18 Ağustos 2012 Cumartesi

TRT Avaz ve dilimiz

Oğuz lehçesi ve Çağatay Lehçelerinin adlarını duyarız, ancak ayrıntılarını bilmeyiz. Dünyada Türkçe konuşan insan miktarının yüksek olduğu konusunda fikrimiz var ancak rakam telaffuz edemeyiz. Türkçe çok geniş coğrafyada kullanılıyor. Bunun ne kadar bilincindeyiz? Sovyetlerin dağılması sonrasında farkına vardığımız Orta Asya Türk Cumhuriyetlerinde kullanılan dili
biliyor muyuz?  Bir adım daha öteye gidecek olursak; Çin’in Sincan-Uygur Özerk Bölgesinde ne konuşuluyor, merak ettik mi? Tarihin
derinliklerine gidecek olursak; Çarlık Rusya’sının devrilmesinden önceki dönemde, sözünü ettiğimiz bölgeler “Doğu Türkistan” olarak adlandırılmaktaydı. O dönemin genel yönetim anlayışı içinde emirlikler, hanlıklar (Hokan Hanlığı, Hive Hanlığı, Buhara Emirliği, ….) bölgede hâkim güç olarak tarih sahnesindeki yerlerini almışlardı. Uygur Devleti de büyük bir medeniyetin temsilcileri olarak tarihe iz bırakıyorlardı. Tarihi akış içinde kuzeyden önce Rus Çarlığı, sonrasında Sovyetler ve güneyden İngiliz etkisi ve devamında Çin hâkimiyeti ile bölge önce ikiye ayrıldı. Doğu Türkistan (Uygur Bölgesi) Çin kontrolüne ve Batı Türkistan Sovyetler Birliği kontrolüne girdi. Bu yeni yapılanmada geçen “Türkistan” kavramı bölge
insanındaki kimlik bilincini sürekli hatırlattığından, zaman içinde yönetim isimleri Azerbaycan-Kırgızistan-Kazakistan-Özbekistan- Türkmenistan-Tacikistan Muhtar Cumhuriyetleri isimlerini aldılar. Böylece aynı soydan gelen insanlar arasındaki gönül bağı koparılmaya çalışıldı.

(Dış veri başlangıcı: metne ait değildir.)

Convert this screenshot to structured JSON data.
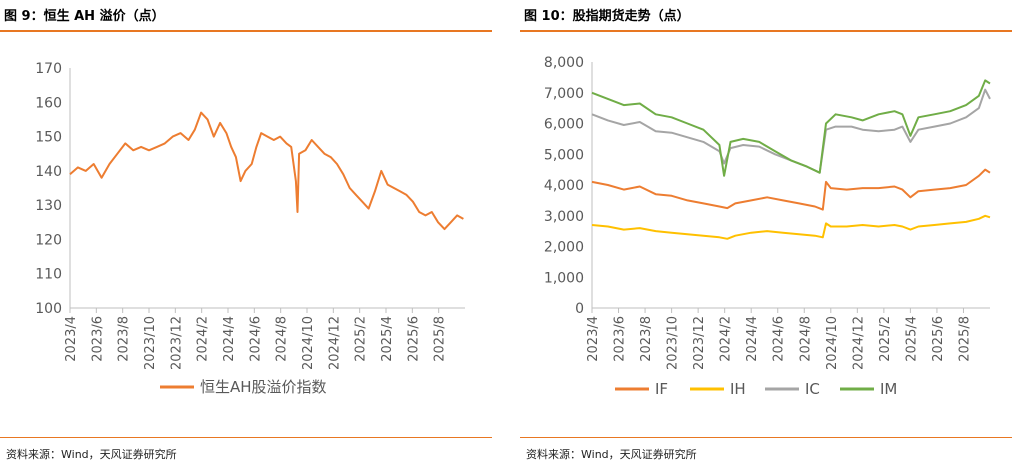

Tarihi süreci bir kenara bırakarak bugüne geldiğimizde anılan bölgelerde kullanılan dil bizim Türkçemizden çok farklı değildir. Sınırlarımıza en yakın Azerbaycan’dan başlayarak doğuya doğru gidildiğinde, küçük anlam ve lehçe farklılıkları dışında ortak bir dil kullandığımızı görmekteyiz. Bölgede yaşayacak olursak; bir süre sonra bizim kullandığımız dil Türkçe mi sorusunu kendimize sormaya başlarız. Biz “fotoğrafçı” dediğimizde onlar bizi anlamayacaktır. Özbeklerin aynı kavram için “insan suretçisi” kelimelerini kullanması bizi düşündürecektir. Benzer şekilde “lokanta-restoran “ kelimelerimiz “aşhane-aşhana”, “pilot”- “uçkıç”, olarak kullanılmaktadır. Diğer taraftan ortak kullanmaya devam etiğimiz çok sayıdaki kelimenin harf veya eklerdeki farklı uygulamalarına alışmak zamanımızı almayacaktır. Temel gramer yapısı aynı olduğundan, mahallinde bir hafta kalanlar, tercüman ihtiyacı olmadan günlük hayata katılabildiklerini göreceklerdir. Ata Yurdu olarak adlandırdığımız bu bölgelerde kullanılmaya devam edilen Türkçeyle ortak dil zenginliğimizin orta çıkarılabilir. TRT Avaz’ın bu konudaki adımlardan birisi olduğunu görüyoruz. Yeni adımlara olan ihtiyacımız var.